Natures wonders: ogre-based spiders use sound to catch prey (Introduction)

by David Turell @, Thursday, October 29, 2020, 20:21 (1484 days ago) @ David Turell

Another weird way spiders catch a meal:

https://www.sciencenews.org/article/ogre-faced-spider-hearing-catch-insects-prey-air-so...

"Hanging upside down, the spider weaves a rectangular web between its legs. When an insect flies behind the dangling arachnid, the spider swings backward, casting the web toward the prey. This behind-the-back hunting technique is one clue that the spiders can hear an unexpectedly wide range of sounds, researchers report online October 29 in Current Biology.

“'A couple years ago, we didn’t really have a great idea that spiders could hear,” says Jay Stafstrom, a sensory ecologist at Cornell University. But now, he and his colleagues have looked at several spider species, and most can hear using specialized organs on their legs, he says. That includes jumping spiders, which respond to low frequencies. Surprisingly, ogre-faced spiders can also hear fairly high frequencies, Stafstrom says.

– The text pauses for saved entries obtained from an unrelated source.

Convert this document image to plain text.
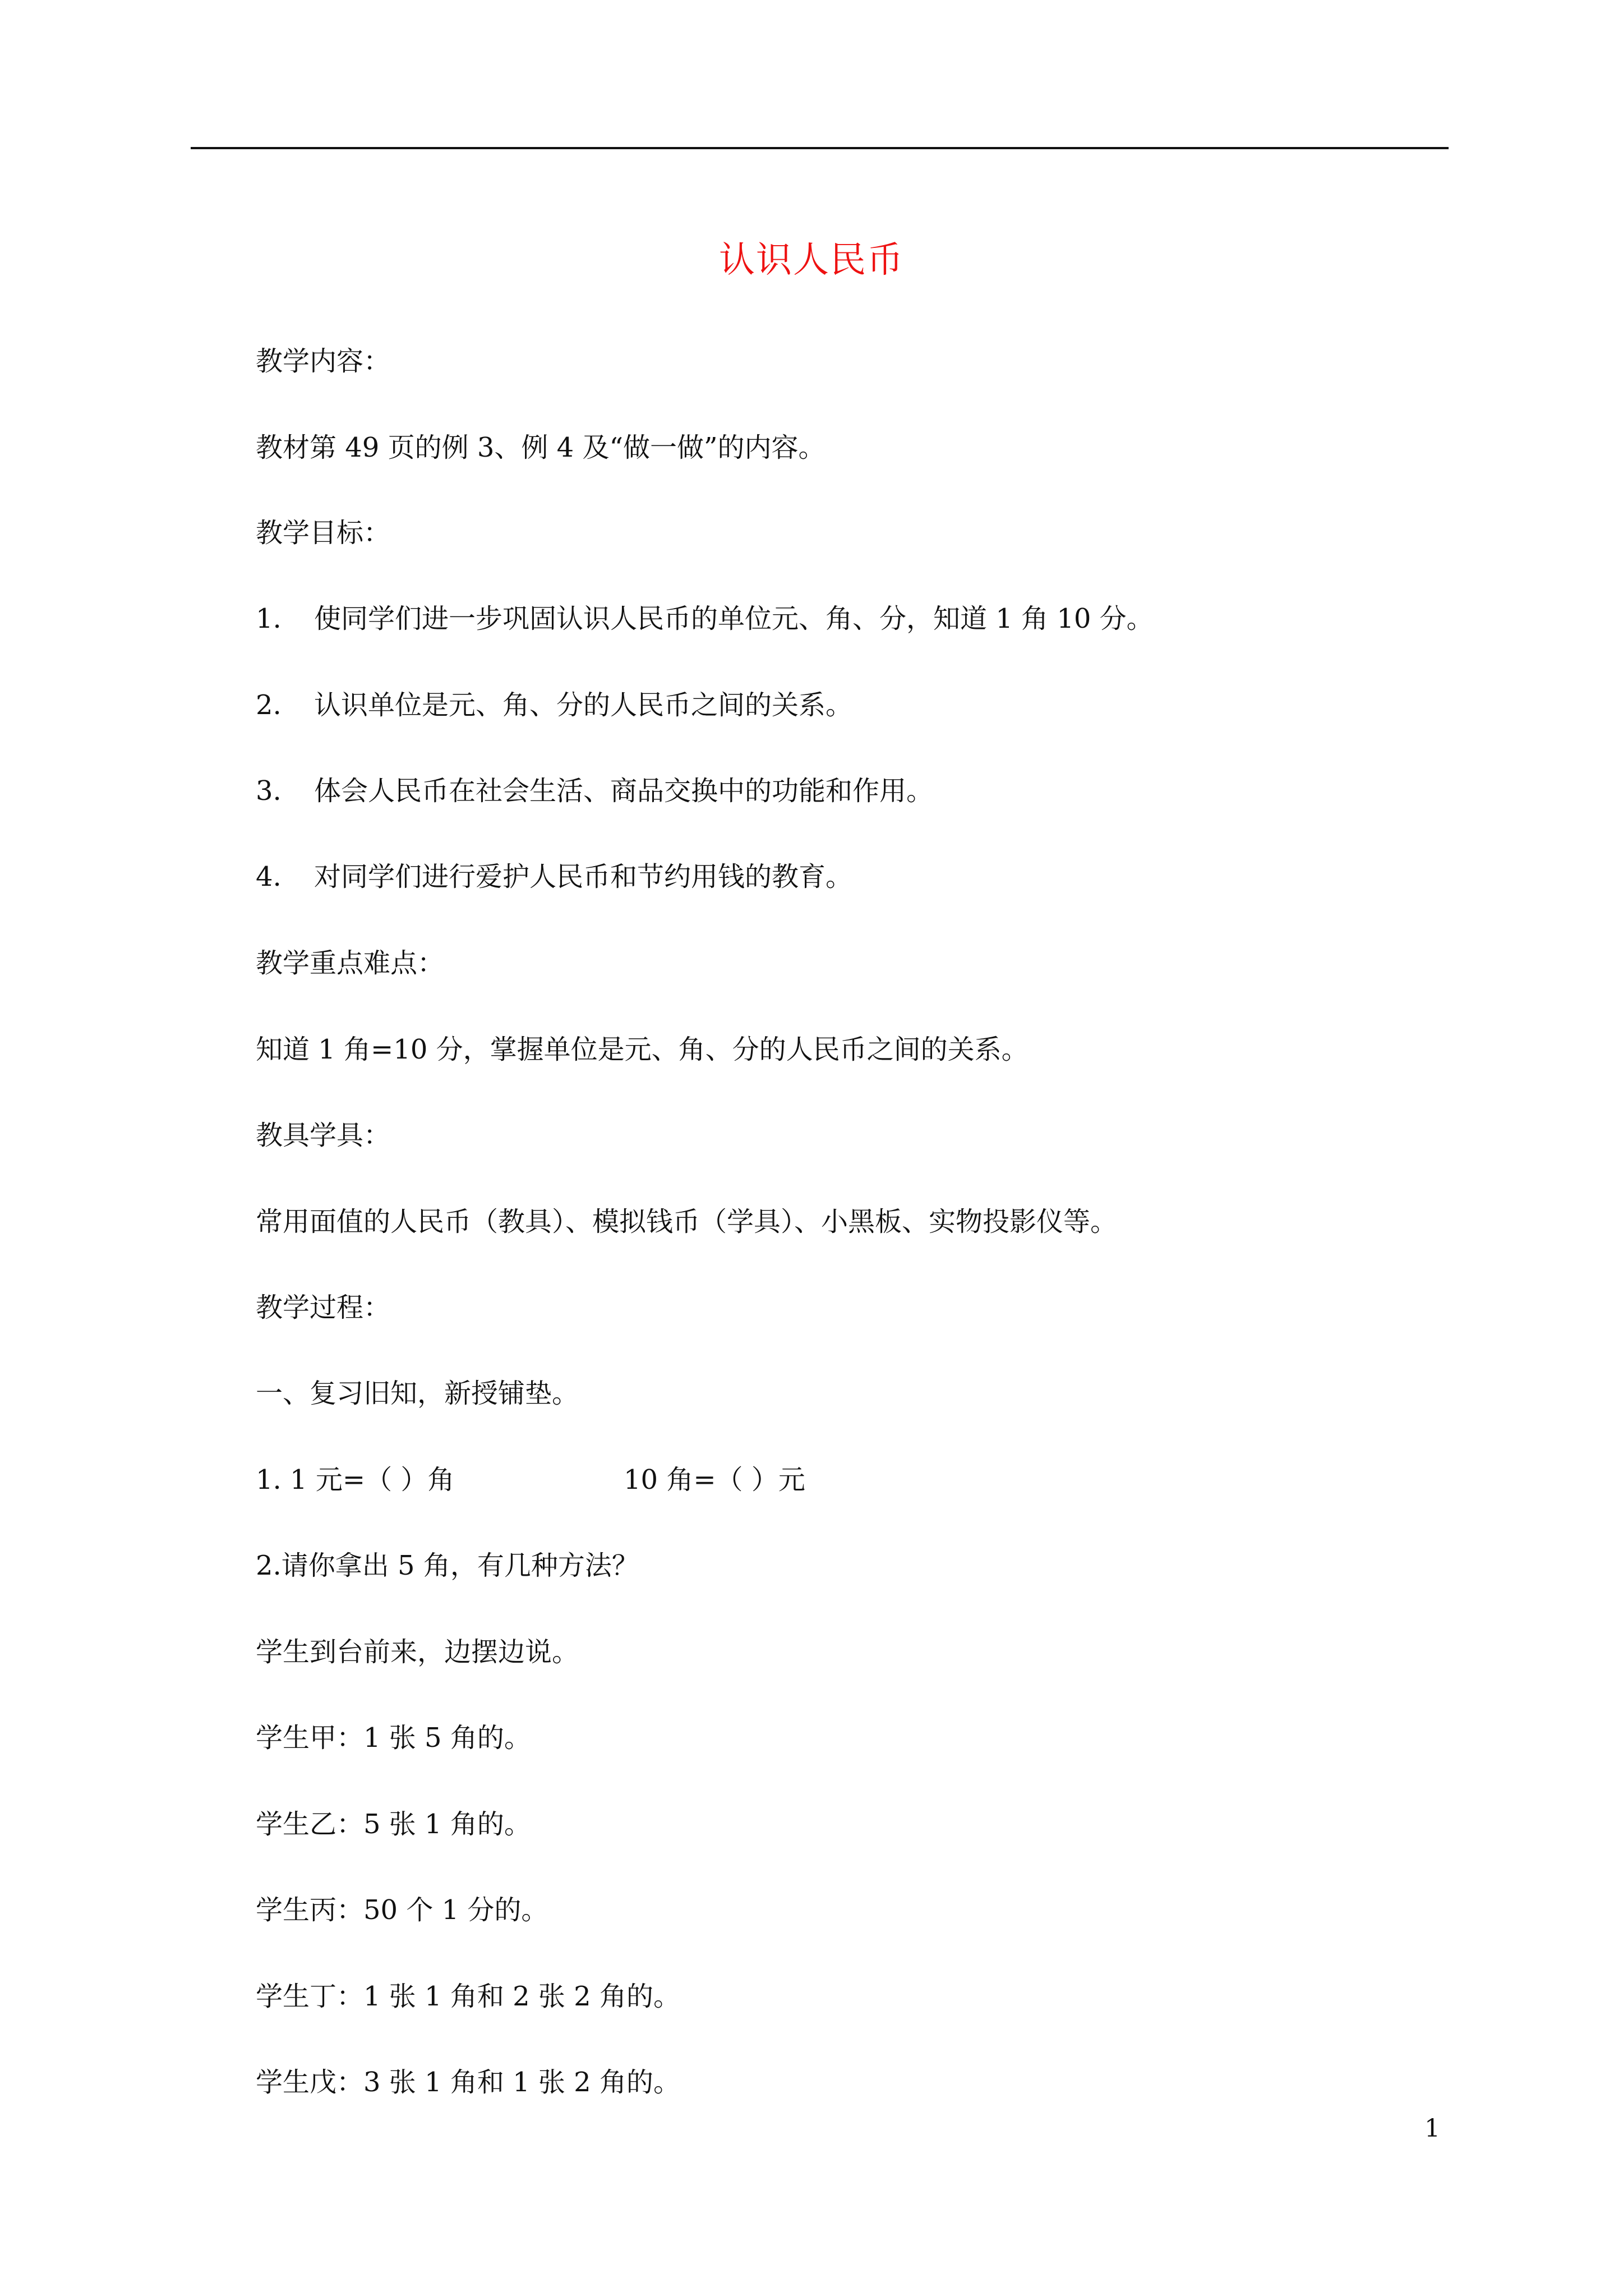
认识人民币

教学内容：

教材第 49 页的例 3、例 4 及“做一做”的内容。

教学目标：

1. 使同学们进一步巩固认识人民币的单位元、角、分，知道 1 角 10 分。

2. 认识单位是元、角、分的人民币之间的关系。

3. 体会人民币在社会生活、商品交换中的功能和作用。

4. 对同学们进行爱护人民币和节约用钱的教育。

教学重点难点：

知道 1 角=10 分，掌握单位是元、角、分的人民币之间的关系。

教具学具：

常用面值的人民币（教具）、模拟钱币（学具）、小黑板、实物投影仪等。

教学过程：

一、复习旧知，新授铺垫。

1. 1 元=（ ）角	10 角=（ ）元

2.请你拿出 5 角，有几种方法？

学生到台前来，边摆边说。

学生甲：1 张 5 角的。

学生乙：5 张 1 角的。

学生丙：50 个 1 分的。

学生丁：1 张 1 角和 2 张 2 角的。

学生戊：3 张 1 角和 1 张 2 角的。

1
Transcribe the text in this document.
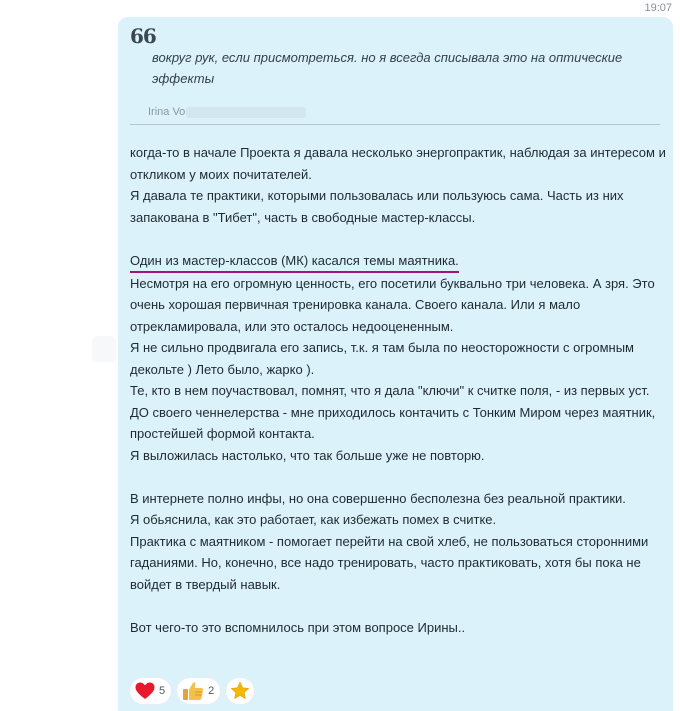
19:07
66
вокруг рук, если присмотреться. но я всегда списывала это на оптические эффекты
Irina Vo

когда-то в начале Проекта я давала несколько энергопрактик, наблюдая за интересом и откликом у моих почитателей.

Я давала те практики, которыми пользовалась или пользуюсь сама. Часть из них запакована в "Тибет", часть в свободные мастер-классы.

Один из мастер-классов (МК) касался темы маятника.

Несмотря на его огромную ценность, его посетили буквально три человека. А зря. Это очень хорошая первичная тренировка канала. Своего канала. Или я мало отрекламировала, или это осталось недооцененным.

Я не сильно продвигала его запись, т.к. я там была по неосторожности с огромным декольте ) Лето было, жарко ).

Те, кто в нем поучаствовал, помнят, что я дала "ключи" к считке поля, - из первых уст.

ДО своего ченнелерства - мне приходилось контачить с Тонким Миром через маятник, простейшей формой контакта.

Я выложилась настолько, что так больше уже не повторю.

В интернете полно инфы, но она совершенно бесполезна без реальной практики.

Я обьяснила, как это работает, как избежать помех в считке.

Практика с маятником - помогает перейти на свой хлеб, не пользоваться сторонними гаданиями. Но, конечно, все надо тренировать, часто практиковать, хотя бы пока не войдет в твердый навык.

Вот чего-то это вспомнилось при этом вопросе Ирины..

5	2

"Stafstrom and colleagues inserted microelectrodes into the brains of 13 ogre-faced spiders, and then played tones of varying frequencies from a speaker while monitoring the spiders’ auditory nerve cell activity. Spikes of activity revealed that the spiders can sense airborne sounds between 100 and 10,000 hertz, though not at every frequency, the team found. (Humans generally hear between 20 Hz and 20,000 Hz.)

"Nerve cells in amputated spider legs — where the slit sensilla, the organ that responds to sound vibrations, is located — also responded to the wide range of frequencies. This finding confirms that the spiders hear with their legs, the researchers say.

***

“'They can obviously catch things out of the air just using sound,” Stafstrom says. And because the spiders strike only at low frequencies, they’re probably using the lower end of their hearing to listen for prey and hunt. As for the upper frequency range, “they don’t seem to be using it in a foraging context,” he says."

Comment: One wonders how the spiders learned this system since it is so complex, blindly throwing the net from sounds. The spider must have 3-D hearing as we do, but alone does not tell us how it developed naturally. Designed?